NEW YORK (AP) — A judge said Tuesday he’s optimistic that a pretrial hearing will end this week in Luigi Mangione’s New York murder case in the killing of UnitedHealthcare CEO Brian Thompson.

“Hopefully we wind up on Thursday,” Judge Gregory Carro said at the hearing, which is in its third week of testimony.

Mangione, 27, is seeking to exclude items seized during his Dec. 9, 2024, arrest in Altoona, Pennsylvania, including a gun and notebook that prosecutors say tie him to Thompson’s shooting five days earlier in Manhattan.

Prosecutors have called more than a dozen witnesses so far, with at least one more expected after an off-day on Wednesday.

On Tuesday, a Pennsylvania police evidence custodian, a New York City police homicide commander, and an investigative analyst from the Manhattan district attorney’s office testified.
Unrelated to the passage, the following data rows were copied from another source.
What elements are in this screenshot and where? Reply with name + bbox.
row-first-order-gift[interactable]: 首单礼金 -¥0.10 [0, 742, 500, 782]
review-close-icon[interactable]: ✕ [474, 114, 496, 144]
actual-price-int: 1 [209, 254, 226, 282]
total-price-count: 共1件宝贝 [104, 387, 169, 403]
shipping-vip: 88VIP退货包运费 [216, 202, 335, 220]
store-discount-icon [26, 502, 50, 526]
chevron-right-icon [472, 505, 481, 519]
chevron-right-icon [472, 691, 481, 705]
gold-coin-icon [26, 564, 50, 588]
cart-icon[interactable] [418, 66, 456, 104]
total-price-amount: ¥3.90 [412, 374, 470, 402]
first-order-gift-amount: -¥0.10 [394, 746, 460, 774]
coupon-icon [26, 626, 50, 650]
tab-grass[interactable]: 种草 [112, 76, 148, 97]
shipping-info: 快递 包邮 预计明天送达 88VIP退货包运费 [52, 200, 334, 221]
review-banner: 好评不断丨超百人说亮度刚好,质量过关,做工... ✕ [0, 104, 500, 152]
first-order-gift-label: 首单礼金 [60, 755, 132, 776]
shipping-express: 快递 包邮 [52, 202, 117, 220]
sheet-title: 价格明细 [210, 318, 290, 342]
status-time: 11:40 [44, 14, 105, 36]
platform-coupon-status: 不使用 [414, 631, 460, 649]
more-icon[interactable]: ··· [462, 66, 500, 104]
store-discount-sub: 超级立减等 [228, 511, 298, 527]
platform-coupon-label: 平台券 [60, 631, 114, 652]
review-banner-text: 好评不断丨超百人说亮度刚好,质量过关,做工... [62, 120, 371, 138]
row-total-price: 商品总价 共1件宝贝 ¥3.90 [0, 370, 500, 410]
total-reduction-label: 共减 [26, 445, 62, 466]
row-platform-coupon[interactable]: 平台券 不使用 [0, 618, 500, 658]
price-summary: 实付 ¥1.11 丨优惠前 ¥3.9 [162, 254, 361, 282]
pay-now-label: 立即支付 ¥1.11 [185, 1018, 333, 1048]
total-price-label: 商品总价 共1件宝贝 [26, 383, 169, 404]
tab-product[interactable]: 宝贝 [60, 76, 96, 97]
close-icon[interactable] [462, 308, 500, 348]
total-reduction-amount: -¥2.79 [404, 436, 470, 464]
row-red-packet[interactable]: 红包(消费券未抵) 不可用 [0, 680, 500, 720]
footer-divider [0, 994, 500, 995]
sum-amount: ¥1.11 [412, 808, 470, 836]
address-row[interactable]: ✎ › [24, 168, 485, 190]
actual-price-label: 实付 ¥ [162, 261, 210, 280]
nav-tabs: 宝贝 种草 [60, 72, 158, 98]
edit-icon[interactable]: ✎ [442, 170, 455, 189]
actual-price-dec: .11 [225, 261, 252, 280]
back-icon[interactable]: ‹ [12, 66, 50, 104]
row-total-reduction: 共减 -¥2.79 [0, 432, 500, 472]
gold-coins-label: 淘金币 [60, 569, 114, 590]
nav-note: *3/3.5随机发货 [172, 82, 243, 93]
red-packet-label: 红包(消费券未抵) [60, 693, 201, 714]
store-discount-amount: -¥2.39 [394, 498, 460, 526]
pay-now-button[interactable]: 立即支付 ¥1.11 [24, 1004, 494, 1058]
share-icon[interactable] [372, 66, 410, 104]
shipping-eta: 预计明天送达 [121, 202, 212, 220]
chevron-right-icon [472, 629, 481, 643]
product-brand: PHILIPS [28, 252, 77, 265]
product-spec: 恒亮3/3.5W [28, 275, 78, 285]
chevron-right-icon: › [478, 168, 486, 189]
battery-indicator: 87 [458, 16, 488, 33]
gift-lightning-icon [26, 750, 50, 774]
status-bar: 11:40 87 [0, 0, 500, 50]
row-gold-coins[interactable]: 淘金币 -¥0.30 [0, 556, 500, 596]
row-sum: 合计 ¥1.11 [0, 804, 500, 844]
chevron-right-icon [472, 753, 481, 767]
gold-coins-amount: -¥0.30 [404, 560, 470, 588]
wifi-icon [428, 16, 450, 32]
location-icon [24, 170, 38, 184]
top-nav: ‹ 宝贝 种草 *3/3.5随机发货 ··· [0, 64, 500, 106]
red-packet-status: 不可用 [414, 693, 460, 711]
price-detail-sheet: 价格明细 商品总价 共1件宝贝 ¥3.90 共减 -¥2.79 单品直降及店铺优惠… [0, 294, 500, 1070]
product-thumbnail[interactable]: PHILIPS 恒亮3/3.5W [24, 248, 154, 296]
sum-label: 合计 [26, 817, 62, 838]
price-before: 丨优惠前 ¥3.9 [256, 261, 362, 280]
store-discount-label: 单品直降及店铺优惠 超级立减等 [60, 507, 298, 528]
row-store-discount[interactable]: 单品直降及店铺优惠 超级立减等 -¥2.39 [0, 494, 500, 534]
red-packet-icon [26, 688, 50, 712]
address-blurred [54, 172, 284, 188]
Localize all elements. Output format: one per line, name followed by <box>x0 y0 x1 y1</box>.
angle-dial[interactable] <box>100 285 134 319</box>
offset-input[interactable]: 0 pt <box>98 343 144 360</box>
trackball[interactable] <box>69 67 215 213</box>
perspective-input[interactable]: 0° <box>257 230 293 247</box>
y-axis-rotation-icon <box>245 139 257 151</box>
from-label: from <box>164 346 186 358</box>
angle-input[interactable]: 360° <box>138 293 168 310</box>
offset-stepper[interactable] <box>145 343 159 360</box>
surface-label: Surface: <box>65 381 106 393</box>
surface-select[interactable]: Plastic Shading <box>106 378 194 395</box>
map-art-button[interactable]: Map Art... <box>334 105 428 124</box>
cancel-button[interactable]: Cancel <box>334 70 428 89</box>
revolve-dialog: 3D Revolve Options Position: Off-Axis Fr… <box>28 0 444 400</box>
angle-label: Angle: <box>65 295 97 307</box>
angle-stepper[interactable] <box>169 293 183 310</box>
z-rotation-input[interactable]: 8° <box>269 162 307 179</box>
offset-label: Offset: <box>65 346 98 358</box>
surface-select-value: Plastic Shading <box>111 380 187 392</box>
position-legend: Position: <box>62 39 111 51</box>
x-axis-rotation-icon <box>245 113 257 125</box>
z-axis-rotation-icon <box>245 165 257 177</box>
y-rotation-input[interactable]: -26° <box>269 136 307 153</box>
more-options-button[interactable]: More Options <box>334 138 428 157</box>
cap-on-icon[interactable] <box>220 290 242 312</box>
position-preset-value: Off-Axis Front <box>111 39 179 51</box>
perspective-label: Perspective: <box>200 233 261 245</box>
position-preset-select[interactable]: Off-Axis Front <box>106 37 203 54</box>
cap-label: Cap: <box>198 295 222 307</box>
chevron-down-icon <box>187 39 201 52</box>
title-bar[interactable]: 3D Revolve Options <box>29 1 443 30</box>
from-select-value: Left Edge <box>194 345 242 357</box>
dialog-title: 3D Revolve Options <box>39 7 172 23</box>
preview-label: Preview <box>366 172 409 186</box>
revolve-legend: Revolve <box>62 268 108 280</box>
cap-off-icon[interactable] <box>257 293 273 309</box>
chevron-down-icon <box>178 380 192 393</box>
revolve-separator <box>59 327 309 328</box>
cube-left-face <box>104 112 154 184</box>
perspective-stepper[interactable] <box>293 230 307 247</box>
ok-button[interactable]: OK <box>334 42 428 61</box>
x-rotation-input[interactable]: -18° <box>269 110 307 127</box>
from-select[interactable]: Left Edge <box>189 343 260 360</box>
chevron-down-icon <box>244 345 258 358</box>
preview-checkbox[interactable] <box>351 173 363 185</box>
Mangione has pleaded not guilty to state and federal murder charges. The pretrial hearing applies only to the state case. His lawyers are making a similar push to exclude the evidence from his federal case, where prosecutors are seeking the death penalty.

Mangione was arrested after customers spotted him eating breakfast at a McDonald’s in Altoona, a Pennsylvania city about 230 miles west of Manhattan. The restaurant’s manager told a 911 dispatcher customers suspected he was the shooter.

Mangione’s lawyers argue that anything found in his backpack should be excluded from his trial since police didn’t have a search warrant and lacked grounds justifying a warrantless search. However, prosecutors claim the search was legal given the context and safety checks during an arrest. Items found included a 9 mm handgun matching the one used in Thompson’s murder and a notebook allegedly detailing threats against health executives.

As testimony continues, the implications of this pretrial hearing could greatly affect Mangione's future, with both state and federal charges pending against him.